Tuesday, April 10, 2012

Mosiah 2

Regarding service to others, Elder Antoine R. Ivins said: “The great value, I believe, that the Church has for us is the opportunity it gives us to serve, for, after all, the great benefits of life come from service. Generous, open-hearted, full service to our fellows, I believe, is the thing which brings us the greatest happiness. We can serve our families and gain happiness by it; we can serve our friends and gain happiness by it; but if we would be happy we must serve and serve generously, and I believe myself that the greatest happiness that comes to me from observing the standards of the Church and meeting my obligations to it is the spiritual values that I get out of that service. I would like to be able to say that I always serve for the sheer love of service. I don’t know whether I can honestly say that or not, but I hope I can.
 I would like to suggest that all of us who serve, serve for the same motive, out of sheer joy and love of service. I would that every man who accepts a responsibility in a priesthood quorum would accept it because of the opportunity for service which it offers him; not that he be a good deacon so he may be the president of his quorum. Not that he be a good priest that some day he may be made president of the elders’ quorum. Not to be a good bishop, that when the stake is reorganized he may become the president of the stake, because if he serves with that motive, there is very likely to be a day of disappointment for him, but if he serves because he loves to, if he serves because he loves his fellows, then whether the other things come or not, he is never disappointed” (in Conference Report, Oct. 1948, pp. 47–48).

Mosiah 2:24

“We are not our own, we are bought with a price, we are the Lord’s; our time, our talents, our gold and silver, our wheat and fine flour, our wine and our oil,  our cattle, and all there is on this earth that we have in our possession is the Lord’s. . . .
“. . . There is no man who ever made a sacrifice on this earth for the Kingdom of heaven, that I know anything about, except the Savior. He drank the bitter cup to the dregs, and tasted for every man and for every woman, and redeemed the earth and all things upon it. But he was God in the flesh, or he could not have endured it. ‘But we suffer, we sacrifice, we give something, we have preached so long.’ What for? ‘Why, for the Lord.’ I would not give the ashes of a rye straw for the man who feels that he is making sacrifice for God. We are doing this for our ownhappiness, welfare and exaltation, and for nobody else’s. This is the fact, and what we do, we do for the salvation of the inhabitants of the earth, not for the salvation of the heavens, the angels, or the Gods” (Brigham Young, Discourses of Brigham Young, pp. 176–77)
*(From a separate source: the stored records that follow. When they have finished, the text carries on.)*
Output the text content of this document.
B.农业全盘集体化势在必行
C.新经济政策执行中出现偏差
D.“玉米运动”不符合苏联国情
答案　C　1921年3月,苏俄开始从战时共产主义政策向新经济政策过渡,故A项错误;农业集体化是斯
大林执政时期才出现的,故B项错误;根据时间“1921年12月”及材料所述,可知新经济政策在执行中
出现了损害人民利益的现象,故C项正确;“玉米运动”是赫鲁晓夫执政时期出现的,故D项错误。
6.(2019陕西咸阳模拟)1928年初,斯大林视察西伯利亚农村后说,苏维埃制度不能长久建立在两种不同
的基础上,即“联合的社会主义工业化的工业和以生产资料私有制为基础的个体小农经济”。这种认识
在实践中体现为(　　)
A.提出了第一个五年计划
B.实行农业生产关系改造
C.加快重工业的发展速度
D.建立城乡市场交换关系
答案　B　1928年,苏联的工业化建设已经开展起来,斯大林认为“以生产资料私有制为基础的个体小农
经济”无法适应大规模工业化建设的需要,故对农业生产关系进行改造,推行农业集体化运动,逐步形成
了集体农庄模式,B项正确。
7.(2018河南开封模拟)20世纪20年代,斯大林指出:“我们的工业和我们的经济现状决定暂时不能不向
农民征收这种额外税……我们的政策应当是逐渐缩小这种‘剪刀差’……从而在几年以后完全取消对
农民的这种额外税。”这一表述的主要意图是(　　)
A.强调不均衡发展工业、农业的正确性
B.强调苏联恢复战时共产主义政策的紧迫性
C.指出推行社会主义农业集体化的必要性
Mosiah 2:38. Eternal Punishment

“Eternal punishment, or endless punishment, does not mean that those who partake of it must endure it forever. ‘It is not written that there shall be no end to this torment, but it is written endless torment. Again, it is written eternal damnation; wherefore it is more express than other scriptures, that it might work upon the hearts of the children of men, altogether for my name’s glory. . . . Behold, the mystery of godliness, how great is it! For, behold, I am endless, and the punishment which is given from my hand is endless punishment, for Endless is my name. Wherefore—Eternal punishment is God’s punishment. Endless punishment is God’s punishment.’ [D&C 19:6–12.]
“The laws of God are immutable, and from this explanation we learn that the same punishment always follows the same offense, according to the laws of God who is eternal and endless, hence it is called, endless punishment, and eternal punishment, because it is the punishment which God has fixed according to unchangeable law. A man may partake of endless torment, and when he has paid the penalty for hitransgression, he is released, but the punishment remains and awaits the next culprit, and so on  forever” (Joseph Fielding Smith, Doctrines of Salvation, 2:228).